Title: Becoming Married in the Catholic Church
Subtitle: A Traditional Postmodern Proposal
Author(s): LAWLER, Michael G.
Journal: Marriage, Families & Spirituality
Volume: 7    Issue: 1   Date: 2001   
Pages: 37-55
DOI: 10.2143/INT.7.1.2004531

Abstract :
This essay is about the process of becoming married in the living Catholic tradition of past and future. As it reflects on the history of marriage in the West, it necessarily uncovers two facts about the phenomenon contemporary society calls non-marital cohabitation. First, despite the present hysteria, cohabitation is nothing new in either the Western or the Catholic traditions; second, as practiced both in the past and in the present, Western cohabitation is not unlike the African cohabitation. The essay develops in three cumulative sections.
The first section considers the contemporary phenomenon of cohabitation and its sharp increase in Western countries. There is evidence that the strong link between pre-marital cohabitation and marital instability that was found in earlier studies becomes progressively weaker. Findings indicate the importance of including cohabitation in research on the marriage process and that ignoring cohabitation misrepresents that process in its contemporary form.

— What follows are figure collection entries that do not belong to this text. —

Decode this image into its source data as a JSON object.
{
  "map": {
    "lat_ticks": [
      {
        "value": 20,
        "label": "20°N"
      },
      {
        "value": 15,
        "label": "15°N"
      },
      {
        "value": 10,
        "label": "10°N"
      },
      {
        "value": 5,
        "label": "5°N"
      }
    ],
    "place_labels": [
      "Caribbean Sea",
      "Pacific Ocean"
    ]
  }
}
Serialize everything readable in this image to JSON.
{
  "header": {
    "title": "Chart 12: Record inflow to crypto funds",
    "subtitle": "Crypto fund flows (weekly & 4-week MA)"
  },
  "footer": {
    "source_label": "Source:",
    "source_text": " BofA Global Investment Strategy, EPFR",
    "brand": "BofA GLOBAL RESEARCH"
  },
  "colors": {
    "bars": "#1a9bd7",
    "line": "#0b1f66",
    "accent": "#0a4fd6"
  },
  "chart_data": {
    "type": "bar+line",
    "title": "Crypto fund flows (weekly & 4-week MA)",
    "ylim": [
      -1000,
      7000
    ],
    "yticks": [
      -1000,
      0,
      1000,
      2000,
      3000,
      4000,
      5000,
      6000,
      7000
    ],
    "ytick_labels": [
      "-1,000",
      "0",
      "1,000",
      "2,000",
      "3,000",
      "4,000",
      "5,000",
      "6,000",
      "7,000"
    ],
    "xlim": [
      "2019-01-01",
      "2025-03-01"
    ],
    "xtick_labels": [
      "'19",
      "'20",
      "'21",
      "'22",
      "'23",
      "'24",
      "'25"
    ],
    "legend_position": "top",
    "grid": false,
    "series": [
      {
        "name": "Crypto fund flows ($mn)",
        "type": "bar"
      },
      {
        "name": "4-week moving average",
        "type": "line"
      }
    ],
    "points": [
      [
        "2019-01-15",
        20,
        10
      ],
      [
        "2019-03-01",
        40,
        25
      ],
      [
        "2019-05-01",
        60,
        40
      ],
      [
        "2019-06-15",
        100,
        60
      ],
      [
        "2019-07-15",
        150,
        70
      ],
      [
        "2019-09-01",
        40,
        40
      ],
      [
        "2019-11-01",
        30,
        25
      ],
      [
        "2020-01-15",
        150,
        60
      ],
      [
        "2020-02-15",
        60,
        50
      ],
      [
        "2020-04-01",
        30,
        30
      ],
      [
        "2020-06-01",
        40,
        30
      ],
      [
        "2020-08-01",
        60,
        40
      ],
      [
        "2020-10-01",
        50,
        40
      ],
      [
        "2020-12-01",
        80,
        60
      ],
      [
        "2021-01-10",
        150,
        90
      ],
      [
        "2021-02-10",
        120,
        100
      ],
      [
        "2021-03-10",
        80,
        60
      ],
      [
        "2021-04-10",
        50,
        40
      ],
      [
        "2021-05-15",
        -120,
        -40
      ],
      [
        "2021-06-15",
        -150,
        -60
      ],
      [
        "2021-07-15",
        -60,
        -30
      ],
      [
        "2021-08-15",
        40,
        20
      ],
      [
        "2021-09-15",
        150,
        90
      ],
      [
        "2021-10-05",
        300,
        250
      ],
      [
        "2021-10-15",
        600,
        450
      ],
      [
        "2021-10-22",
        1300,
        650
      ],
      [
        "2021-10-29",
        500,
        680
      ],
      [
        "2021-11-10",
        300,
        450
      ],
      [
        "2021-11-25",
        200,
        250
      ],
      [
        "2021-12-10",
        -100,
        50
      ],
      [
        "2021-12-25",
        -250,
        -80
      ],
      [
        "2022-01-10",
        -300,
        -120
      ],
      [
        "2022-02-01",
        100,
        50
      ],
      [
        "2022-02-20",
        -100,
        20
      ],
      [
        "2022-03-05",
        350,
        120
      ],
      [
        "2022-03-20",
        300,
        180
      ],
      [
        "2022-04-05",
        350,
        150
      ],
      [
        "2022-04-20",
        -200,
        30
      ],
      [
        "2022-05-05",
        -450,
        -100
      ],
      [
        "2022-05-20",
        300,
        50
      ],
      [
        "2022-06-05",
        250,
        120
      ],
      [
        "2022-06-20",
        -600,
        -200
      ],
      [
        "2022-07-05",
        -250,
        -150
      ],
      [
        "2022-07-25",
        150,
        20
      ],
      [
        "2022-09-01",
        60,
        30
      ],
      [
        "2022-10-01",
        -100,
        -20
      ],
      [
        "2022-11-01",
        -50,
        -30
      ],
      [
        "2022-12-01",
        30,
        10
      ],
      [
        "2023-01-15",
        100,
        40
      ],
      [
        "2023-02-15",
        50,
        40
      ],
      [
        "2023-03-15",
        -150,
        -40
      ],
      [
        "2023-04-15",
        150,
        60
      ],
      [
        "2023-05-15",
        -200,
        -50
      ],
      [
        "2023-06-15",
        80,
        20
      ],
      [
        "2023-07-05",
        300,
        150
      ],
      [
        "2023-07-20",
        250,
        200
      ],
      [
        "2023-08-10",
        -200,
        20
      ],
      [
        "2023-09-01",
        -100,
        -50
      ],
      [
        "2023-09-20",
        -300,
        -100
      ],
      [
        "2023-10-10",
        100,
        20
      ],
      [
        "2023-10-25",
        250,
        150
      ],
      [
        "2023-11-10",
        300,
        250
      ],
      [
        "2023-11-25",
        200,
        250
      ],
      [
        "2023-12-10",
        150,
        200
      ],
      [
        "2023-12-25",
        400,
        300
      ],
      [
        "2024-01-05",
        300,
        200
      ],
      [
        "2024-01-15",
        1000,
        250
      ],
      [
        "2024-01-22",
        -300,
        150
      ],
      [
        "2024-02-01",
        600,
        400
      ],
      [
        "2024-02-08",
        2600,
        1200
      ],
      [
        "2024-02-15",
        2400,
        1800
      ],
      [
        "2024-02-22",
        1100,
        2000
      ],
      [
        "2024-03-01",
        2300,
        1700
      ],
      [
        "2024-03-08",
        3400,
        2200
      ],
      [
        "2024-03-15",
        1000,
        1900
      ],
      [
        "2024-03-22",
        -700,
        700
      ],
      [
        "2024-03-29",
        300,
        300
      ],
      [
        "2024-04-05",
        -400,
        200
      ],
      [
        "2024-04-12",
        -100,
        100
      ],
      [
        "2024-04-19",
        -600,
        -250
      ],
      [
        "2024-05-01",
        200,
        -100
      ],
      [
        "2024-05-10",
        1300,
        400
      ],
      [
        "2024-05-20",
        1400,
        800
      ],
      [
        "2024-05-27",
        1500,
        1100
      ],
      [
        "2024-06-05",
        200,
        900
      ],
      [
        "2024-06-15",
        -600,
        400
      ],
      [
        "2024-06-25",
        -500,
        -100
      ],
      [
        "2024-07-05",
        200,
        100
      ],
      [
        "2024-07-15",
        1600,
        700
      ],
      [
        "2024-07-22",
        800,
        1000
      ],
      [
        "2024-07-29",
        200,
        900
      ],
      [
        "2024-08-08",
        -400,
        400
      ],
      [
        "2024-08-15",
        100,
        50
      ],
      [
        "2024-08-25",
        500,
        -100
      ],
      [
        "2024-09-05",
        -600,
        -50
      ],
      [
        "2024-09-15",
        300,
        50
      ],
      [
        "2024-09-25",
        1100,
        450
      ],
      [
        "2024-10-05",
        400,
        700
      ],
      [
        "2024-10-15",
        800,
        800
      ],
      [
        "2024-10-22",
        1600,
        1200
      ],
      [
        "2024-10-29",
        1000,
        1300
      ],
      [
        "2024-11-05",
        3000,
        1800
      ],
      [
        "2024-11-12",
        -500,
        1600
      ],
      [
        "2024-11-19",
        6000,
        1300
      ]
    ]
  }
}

The second section unfolds the Western and Christian historical tradition demonstrating that up to the Council of Trent (in England until the Hardwicke Act in the mid-eighteenth century) consent could be given in either the future tense (consensus de futuro) or the present tense (consensus de praesenti). When it was given in the future tense, the result was called betrothal, and the process from cause (consent) to effect (betrothal) was known as sponsalia or spousals, that is, the couple became spouses. When consent was given in the present tense, the result was called marriage, and the process from cause (consent) to effect (marriage) was known as nuptialia or nuptials, that is, the couple became wedded.
In the third section the author suggests that in order to respond to the processual nature of interpersonal love in today’s cultural context, the Church should return to the pre-Tridentine marital sequence which is: betrothal (with appropriate ritual ceremony to ensure community involvement) - pre-nuptial cohabitation including sexual intercourse and possible fertility - ceremonial wedding to acknowledge and to mark the consummation of both valid marriage and sacrament. In such a marital process pre-nuptial sexual intercourse would meet the legitimate Catholic and social requirement that the sexual act must take place exclusively within a stable marriage.